Piecing My LIfe Together
by mlegr8 on November 18, 2013 - 11:50pm
The film Somewhere Between is a documentary directed by Linda Goldstein Knowlton, which follows the journeys of four Chinese young girls who explain their lives as adoptees by American families. Some of the girls are interested greatly in finding all that they can about their birth families back in their villages in China, some even have the hope of going overseas to meet them if the opportunity arises, while the others have less of an interest in learning about why they were ever abandoned. Having lived in America for nearly their whole lives, the girls, to me, seem to fit right in with the culture, language, attire, schooling and much more and seem to be comfortable with where they are in their own lives and in this country. The hidden message, though, is that though they all would never trade what they have been given by being adopted, the questions they have about what life could have been like for them before are overpowering and worth finding out.
The one thing that immediately caught my intention and something that I never really thought was true, because I am not an adoptee, was that the girls actually wanted to meet their birth parents. I feel, because I live with my birth parents, that if I were to ever have been adopted my initial feeling would be that I would have strong anger and remorse towards my birth parents, always wondering why I was not good enough for them to keep me, was I not loved?

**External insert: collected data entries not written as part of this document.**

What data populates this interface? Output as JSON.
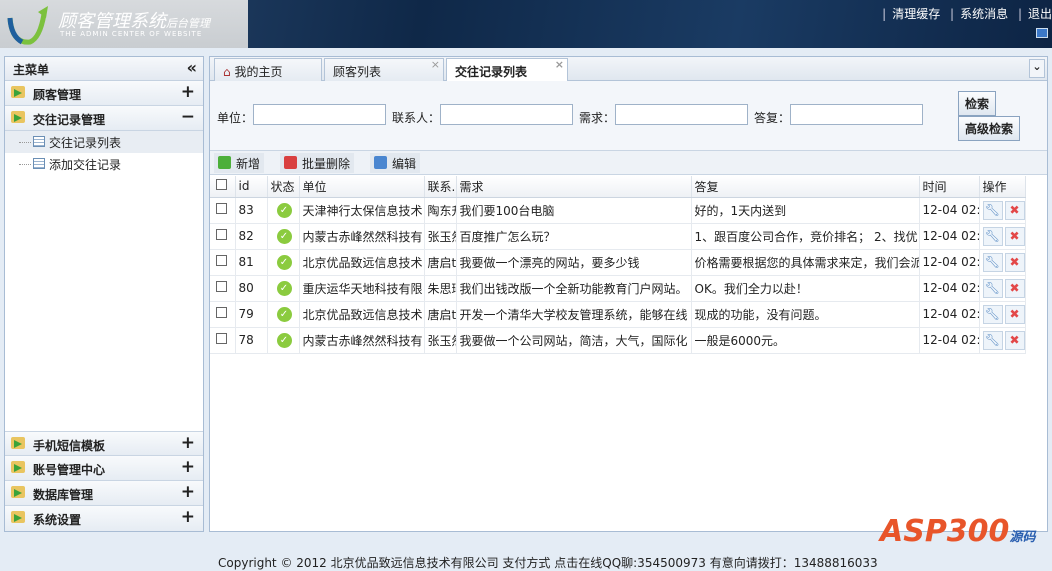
{
  "header": {
    "title": "顾客管理系统",
    "title_suffix": "后台管理",
    "subtitle": "THE ADMIN CENTER OF WEBSITE",
    "links": [
      "清理缓存",
      "系统消息",
      "退出"
    ]
  },
  "sidebar": {
    "title": "主菜单",
    "groups": [
      {
        "label": "顾客管理",
        "toggle": "+"
      },
      {
        "label": "交往记录管理",
        "toggle": "−",
        "items": [
          "交往记录列表",
          "添加交往记录"
        ]
      }
    ],
    "bottom_groups": [
      {
        "label": "手机短信模板",
        "toggle": "+"
      },
      {
        "label": "账号管理中心",
        "toggle": "+"
      },
      {
        "label": "数据库管理",
        "toggle": "+"
      },
      {
        "label": "系统设置",
        "toggle": "+"
      }
    ]
  },
  "tabs": [
    {
      "label": "我的主页",
      "icon": "home-icon"
    },
    {
      "label": "顾客列表"
    },
    {
      "label": "交往记录列表",
      "active": true
    }
  ],
  "search": {
    "unit_label": "单位：",
    "contact_label": "联系人：",
    "need_label": "需求：",
    "reply_label": "答复：",
    "unit_value": "",
    "contact_value": "",
    "need_value": "",
    "reply_value": "",
    "search_btn": "检索",
    "adv_btn": "高级检索"
  },
  "toolbar": {
    "add": "新增",
    "batch_delete": "批量删除",
    "edit": "编辑"
  },
  "table": {
    "headers": [
      "id",
      "状态",
      "单位",
      "联系.",
      "需求",
      "答复",
      "时间",
      "操作"
    ],
    "rows": [
      {
        "id": "83",
        "unit": "天津神行太保信息技术",
        "contact": "陶东升",
        "need": "我们要100台电脑",
        "reply": "好的，1天内送到",
        "time": "12-04 02:2"
      },
      {
        "id": "82",
        "unit": "内蒙古赤峰然然科技有",
        "contact": "张玉然",
        "need": "百度推广怎么玩？",
        "reply": "1、跟百度公司合作，竞价排名； 2、找优",
        "time": "12-04 02:2"
      },
      {
        "id": "81",
        "unit": "北京优品致远信息技术",
        "contact": "唐启t",
        "need": "我要做一个漂亮的网站，要多少钱",
        "reply": "价格需要根据您的具体需求来定，我们会派",
        "time": "12-04 02:2"
      },
      {
        "id": "80",
        "unit": "重庆运华天地科技有限",
        "contact": "朱思瑶",
        "need": "我们出钱改版一个全新功能教育门户网站。",
        "reply": "OK。我们全力以赴！",
        "time": "12-04 02:2"
      },
      {
        "id": "79",
        "unit": "北京优品致远信息技术",
        "contact": "唐启t",
        "need": "开发一个清华大学校友管理系统，能够在线",
        "reply": "现成的功能，没有问题。",
        "time": "12-04 02:2"
      },
      {
        "id": "78",
        "unit": "内蒙古赤峰然然科技有",
        "contact": "张玉然",
        "need": "我要做一个公司网站，简洁，大气，国际化",
        "reply": "一般是6000元。",
        "time": "12-04 02:2"
      }
    ]
  },
  "footer": "Copyright © 2012 北京优品致远信息技术有限公司  支付方式  点击在线QQ聊:354500973  有意向请拨打：13488816033",
  "watermark": {
    "text": "ASP300",
    "suffix": "源码"
  }
}
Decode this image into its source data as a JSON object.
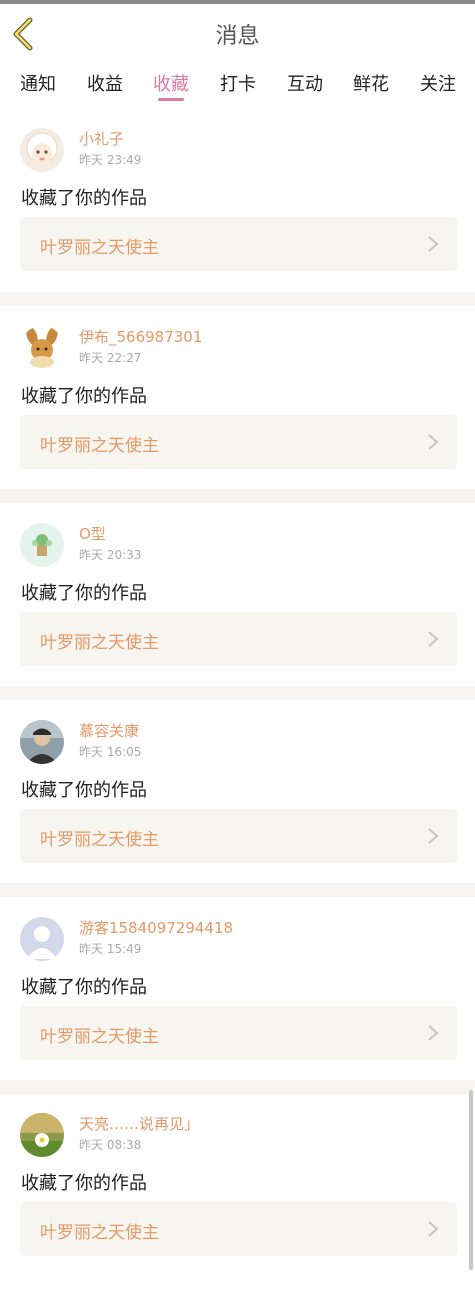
{
  "header": {
    "title": "消息"
  },
  "tabs": [
    {
      "label": "通知"
    },
    {
      "label": "收益"
    },
    {
      "label": "收藏",
      "active": true
    },
    {
      "label": "打卡"
    },
    {
      "label": "互动"
    },
    {
      "label": "鲜花"
    },
    {
      "label": "关注"
    }
  ],
  "messages": [
    {
      "username": "小礼子",
      "time": "昨天 23:49",
      "action": "收藏了你的作品",
      "work": "叶罗丽之天使主",
      "avatar": "sheep-avatar"
    },
    {
      "username": "伊布_566987301",
      "time": "昨天 22:27",
      "action": "收藏了你的作品",
      "work": "叶罗丽之天使主",
      "avatar": "eevee-avatar"
    },
    {
      "username": "O型",
      "time": "昨天 20:33",
      "action": "收藏了你的作品",
      "work": "叶罗丽之天使主",
      "avatar": "plant-avatar"
    },
    {
      "username": "慕容关康",
      "time": "昨天 16:05",
      "action": "收藏了你的作品",
      "work": "叶罗丽之天使主",
      "avatar": "person-avatar"
    },
    {
      "username": "游客1584097294418",
      "time": "昨天 15:49",
      "action": "收藏了你的作品",
      "work": "叶罗丽之天使主",
      "avatar": "default-avatar"
    },
    {
      "username": "天亮……说再见」",
      "time": "昨天 08:38",
      "action": "收藏了你的作品",
      "work": "叶罗丽之天使主",
      "avatar": "daisy-avatar"
    }
  ],
  "colors": {
    "accent": "#d97aa5",
    "name": "#e69866",
    "work_bg": "#f6f5ef"
  }
}
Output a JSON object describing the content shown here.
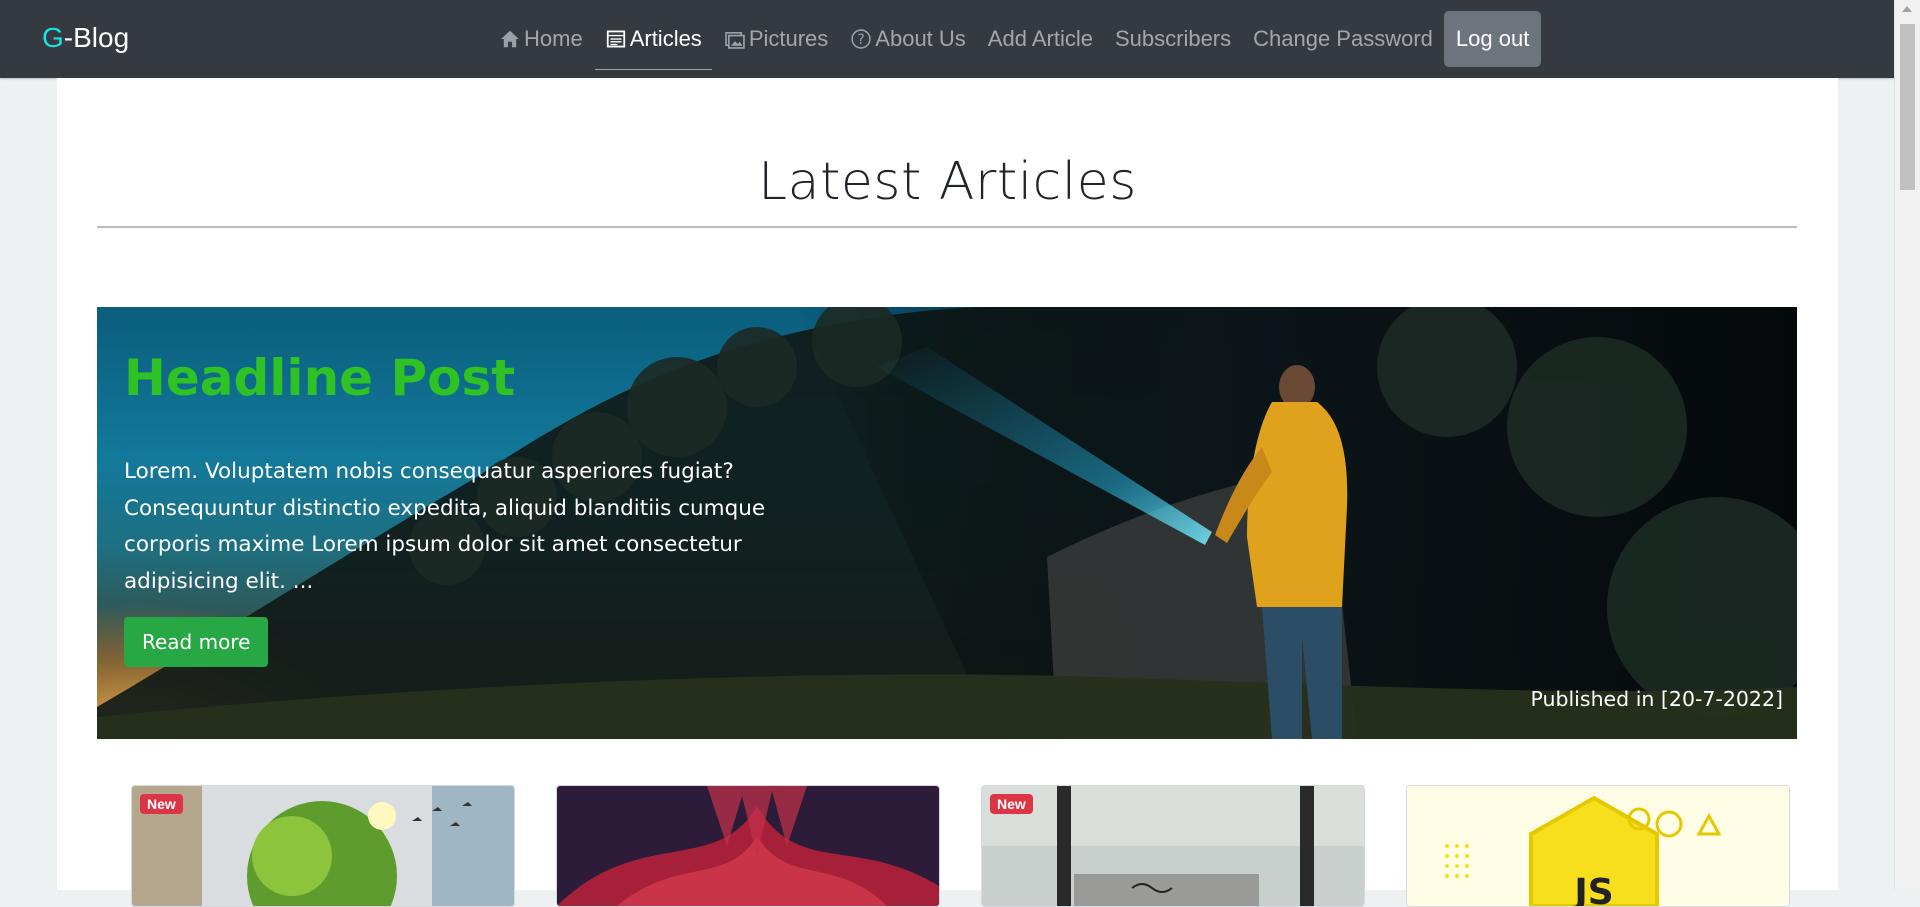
{
  "brand": {
    "accent": "G",
    "rest": "-Blog",
    "accent_color": "#17e3e8"
  },
  "nav": {
    "items": [
      {
        "label": "Home",
        "icon": "home-icon"
      },
      {
        "label": "Articles",
        "icon": "articles-icon",
        "active": true
      },
      {
        "label": "Pictures",
        "icon": "pictures-icon"
      },
      {
        "label": "About Us",
        "icon": "help-circle-icon"
      },
      {
        "label": "Add Article"
      },
      {
        "label": "Subscribers"
      },
      {
        "label": "Change Password"
      }
    ],
    "logout_label": "Log out"
  },
  "main": {
    "title": "Latest Articles",
    "hero": {
      "headline": "Headline Post",
      "excerpt": "Lorem. Voluptatem nobis consequatur asperiores fugiat? Consequuntur distinctio expedita, aliquid blanditiis cumque corporis maxime Lorem ipsum dolor sit amet consectetur adipisicing elit. ...",
      "read_more_label": "Read more",
      "published": "Published in [20-7-2022]",
      "headline_color": "#2ec224",
      "button_color": "#28a745"
    },
    "cards": [
      {
        "badge": "New"
      },
      {
        "badge": ""
      },
      {
        "badge": "New"
      },
      {
        "badge": ""
      }
    ]
  }
}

In particular, Haley’s story must be extremely inspiring and hope giving to adopted children all across the world. Another part of the film that I didn’t realize happened often, was that the adopting parents desired very much to make the Chinese culture still a strong part of the girls lives, with one mother even learning the language and most of the families traveled to China with their daughters for them to experience what it possibly could have been like. A social issue that is evident in the film, that seems to have the most devastating effect on the girls, is that one of the biggest reasons that all of them were initially abandoned was due simply to the fact that they are girls, and in China having a boy in the family is necessary because they will bring financial success. To know that you were given away because of physical attribute that you have absolutely no control over, I can imagine is quite heart aching. Another part of the film that struck me as quite a harsh social issue and interaction is that by being not only a minority by race but also the minority of being adopted, Haley is interrogated by one of her friends asking her rather rude questions about being Chinese. It is clear that she is disappointed and upset that her own friends have to point out why she is different, however, she somehow shakes it off and moves on. Lastly, the story Hang or “Jenni” was the most inspirational to me. Jenni traveled to China and found the little girl in pink who seemed to being lost mentally and not moving at all because of her cerebral palsy, but as soon as Jenni spotted her, her dedication to find her a family was out of this world. By the end of the film she finds a perfect family fit for the little girl in the pink. This story struck me as inspirational because of my dream to be a pediatric nurse. The impact that not only Jenni had on the little girl but also the impact that the little girl had on Jenni, was extraordinary and is what I hope to be a part of one day.